The guide is organized the way clinicians think: by clinical presentation and by organ system. So, if you have a patient with a skin problem, go to the section on dermatology. If a patient presents with fatigue, go to the section on fatigue.

In addition to information on lab investigations, we provide, where useful, differential diagnoses, etiologies, and summaries of signs and symptoms. We also share some “pearls”—particular knowledge about lab investigations we have gathered as experts and clinicians in our fields.

Lab basics

Lab investigations are only as good as the specimens delivered for analysis, and lab results are only as useful as human slip-ups and margins of error allow.

Find advice and information here on lab errors, false positives and negatives, and blood and tissue collection.

Lab investigations index

This index describes the diagnostic purpose of the lab investigations discussed in the guide, plus other common lab tests.

If you need a quick check on what an investigation is for, look it up here.

What’s not in this guide

This guide focuses on laboratory investigations. It does not cover diagnostic imaging.

It covers typical disorders and clinical presentations.
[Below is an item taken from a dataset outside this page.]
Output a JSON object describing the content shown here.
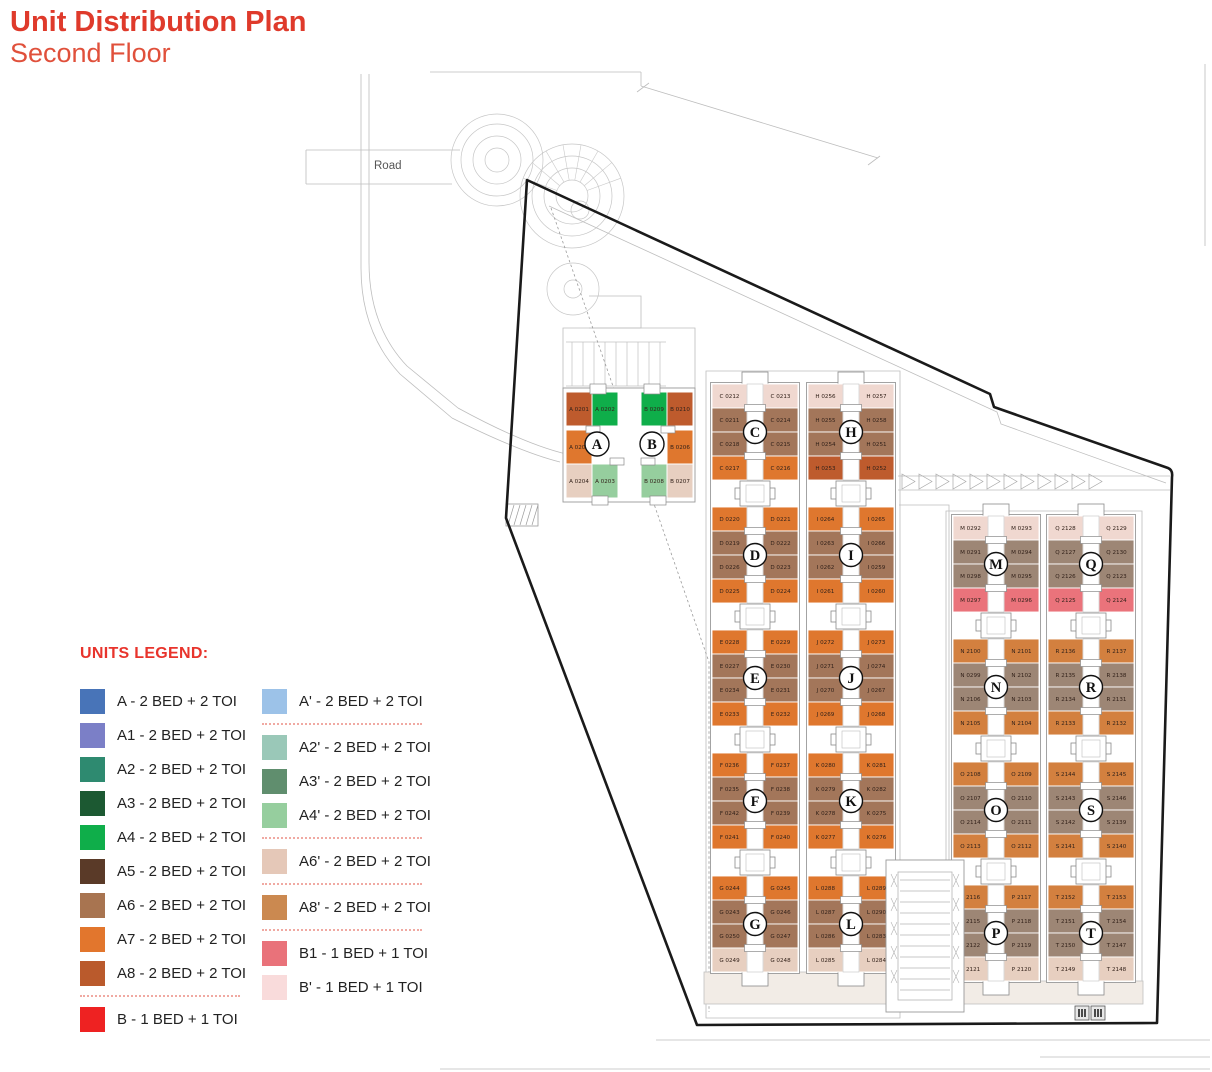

It does not cover every disorder and clinical presentation, and is not meant to replace sound clinical judgement.

A note about units

This guide gives laboratory values in both conventional units and SI units (the International System of Units). We give the conventional units first and the SI units second.

We did this to be thorough: US laboratories usually report test results in conventional units, but SI units are increasingly used in the United States.

For this reason, we felt it was important to provide laboratory values in both systems as a reference.